Thanks for another interesting post. One thing left out of the "Lisa" story is that the middle-age woman who is prevented from committing suicide by the song appears to be united with the composer at the end. Only after he frustrates her suicide is he able to complete his mission so to speak--perhaps also ending in marriage?

There also seems another reason why Kelly's character's name and the song are both called Lisa. In the opening scene with Grace Kelly turning on three lights to her name Lisa, Carol, Freemont, she ends the lighting up process sporting a Mona Lisa smile. At least that is how I would crack Hitchcock's "Lisa" Da Vinci Code in the movie.
lausace said…
Thank you for your goldmine of a blog and this analysis, I live in England, and Channel 4 have done a week of Hitchcock's films (Topaz on today).

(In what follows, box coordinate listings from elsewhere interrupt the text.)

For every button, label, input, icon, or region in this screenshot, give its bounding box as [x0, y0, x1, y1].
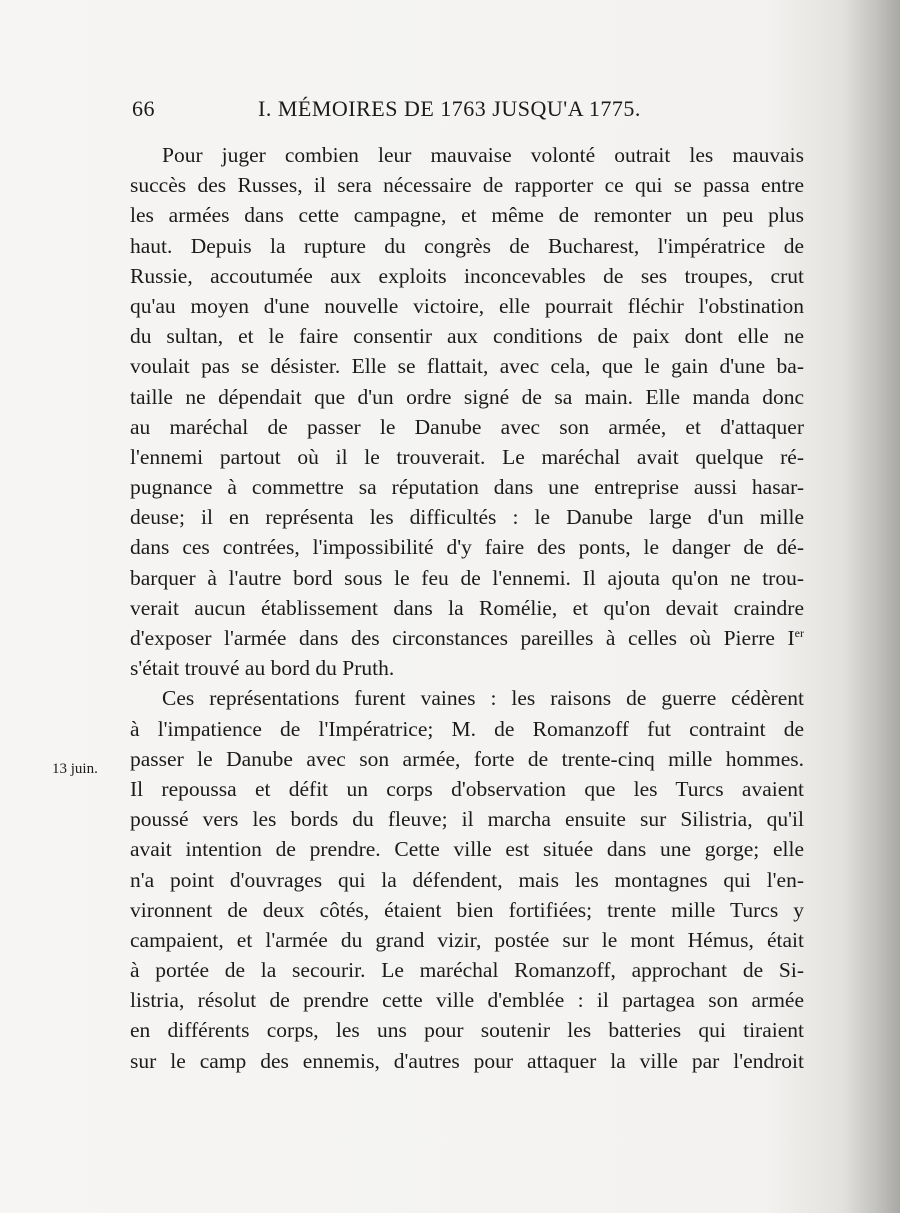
text-line-content: d'exposer l'armée dans des circonstances pareilles à celles où Pierre I: [130, 626, 795, 650]
text-line: taille ne dépendait que d'un ordre signé de sa main. Elle manda donc: [130, 384, 804, 409]
text-line: à portée de la secourir. Le maréchal Romanzoff, approchant de Si-: [130, 958, 804, 983]
text-line: voulait pas se désister. Elle se flattait, avec cela, que le gain d'une ba-: [130, 354, 804, 379]
text-line: barquer à l'autre bord sous le feu de l'ennemi. Il ajouta qu'on ne trou-: [130, 565, 804, 590]
text-line: deuse; il en représenta les difficultés : le Danube large d'un mille: [130, 505, 804, 530]
text-line: l'ennemi partout où il le trouverait. Le maréchal avait quelque ré-: [130, 444, 804, 469]
text-line: haut. Depuis la rupture du congrès de Bucharest, l'impératrice de: [130, 233, 804, 258]
text-line: avait intention de prendre. Cette ville est située dans une gorge; elle: [130, 837, 804, 862]
running-head: [0, 96, 900, 126]
superscript: er: [794, 626, 804, 640]
text-line: les armées dans cette campagne, et même de remonter un peu plus: [130, 203, 804, 228]
text-line: à l'impatience de l'Impératrice; M. de Romanzoff fut contraint de: [130, 716, 804, 741]
text-line: Ces représentations furent vaines : les raisons de guerre cédèrent: [162, 686, 804, 711]
text-line: dans ces contrées, l'impossibilité d'y faire des ponts, le danger de dé-: [130, 535, 804, 560]
text-line: vironnent de deux côtés, étaient bien fortifiées; trente mille Turcs y: [130, 897, 804, 922]
text-line: pugnance à commettre sa réputation dans une entreprise aussi hasar-: [130, 475, 804, 500]
text-line: du sultan, et le faire consentir aux conditions de paix dont elle ne: [130, 324, 804, 349]
page-number: 66: [132, 96, 155, 121]
text-line: s'était trouvé au bord du Pruth.: [130, 656, 395, 681]
text-line: listria, résolut de prendre cette ville d'emblée : il partagea son armée: [130, 988, 804, 1013]
text-line: au maréchal de passer le Danube avec son armée, et d'attaquer: [130, 414, 804, 439]
running-title: I. MÉMOIRES DE 1763 JUSQU'A 1775.: [258, 96, 641, 121]
text-line: qu'au moyen d'une nouvelle victoire, elle pourrait fléchir l'obstination: [130, 293, 804, 318]
text-line: succès des Russes, il sera nécessaire de rapporter ce qui se passa entre: [130, 173, 804, 198]
text-line: Russie, accoutumée aux exploits inconcevables de ses troupes, crut: [130, 263, 804, 288]
body-text: [130, 140, 804, 1076]
page-edge-shadow: [840, 0, 900, 1213]
text-line: en différents corps, les uns pour soutenir les batteries qui tiraient: [130, 1018, 804, 1043]
text-line: Pour juger combien leur mauvaise volonté outrait les mauvais: [162, 143, 804, 167]
text-line: sur le camp des ennemis, d'autres pour attaquer la ville par l'endroit: [130, 1048, 804, 1073]
text-line-with-superscript: [130, 623, 804, 653]
text-line: passer le Danube avec son armée, forte de trente-cinq mille hommes.: [130, 746, 804, 771]
text-line: Il repoussa et défit un corps d'observation que les Turcs avaient: [130, 776, 804, 801]
text-line: poussé vers les bords du fleuve; il marcha ensuite sur Silistria, qu'il: [130, 807, 804, 832]
text-line: campaient, et l'armée du grand vizir, postée sur le mont Hémus, était: [130, 927, 804, 952]
text-line: n'a point d'ouvrages qui la défendent, mais les montagnes qui l'en-: [130, 867, 804, 892]
text-line: verait aucun établissement dans la Romélie, et qu'on devait craindre: [130, 595, 804, 620]
margin-date-note: 13 juin.: [52, 761, 98, 777]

I haven't looked for this on your site, but what do you think as to what his ladies always wore? I have a romantic idea that Hitchcock asked Kelly what she'd wear..Thanks v.much for this
Olly
Joel Gunz said…
Hi Lausace! Hitch was, indeed, very interested in what the ladies in his films wore. Often, he could be very controlling about wardrobe (Just ask Kim Novak re Vertigo). In general, the same was true for Kelly. However, in her case it would seem that his exacting tastes happened to match hers, so there was little or no conflict.